The following summer a friend invited me to go to a baseball game with her youth group. Immediately I felt like I belonged and I easily made friends with the girls I met, so I started going to their youth group. One of the leaders asked me to meet for coffee, and she began to ask questions about my life. She shared that, like me, she looked for happiness in the things of the world - boys, friendships, sports - but all of those things eventually failed her.
I clearly remember her telling me that we are created with a “God sized hole in our hearts” and we try to fill that hole with different things, but nothing can fill the hole that was only meant for God.
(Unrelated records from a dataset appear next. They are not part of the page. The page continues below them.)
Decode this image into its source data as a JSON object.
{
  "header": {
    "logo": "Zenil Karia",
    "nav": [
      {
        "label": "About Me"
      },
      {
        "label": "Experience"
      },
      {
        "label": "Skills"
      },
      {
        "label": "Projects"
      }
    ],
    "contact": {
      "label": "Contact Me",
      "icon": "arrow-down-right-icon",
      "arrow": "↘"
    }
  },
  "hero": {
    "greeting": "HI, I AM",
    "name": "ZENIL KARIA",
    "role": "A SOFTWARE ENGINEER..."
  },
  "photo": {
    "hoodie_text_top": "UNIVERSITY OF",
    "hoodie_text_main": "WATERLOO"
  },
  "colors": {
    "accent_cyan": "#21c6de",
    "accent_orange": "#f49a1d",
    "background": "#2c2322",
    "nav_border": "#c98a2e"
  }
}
She shared with me that the Son of God, Jesus, came to earth as a human and lived a life without sin. Because of our sin we deserve death, but He took that punishment by dying on the cross and rising from the grave; because of Jesus we can have a personal relationship with God.
I made the decision to put my hope and trust in Christ shortly after. I understood the Gospel, and I truly believed that God was the only way to lasting satisfaction. Since coming to know the Lord my friends have hurt me, my parents got divorced, and I transferred from what I thought was my dream college. My life has been far from perfect, but the difference now is I know that through the hard and tough times my hope and identity is found in the Lord. I do not have to be broken by the things of this world because the Creator of the universe loves me, cares for me, and will never leave me.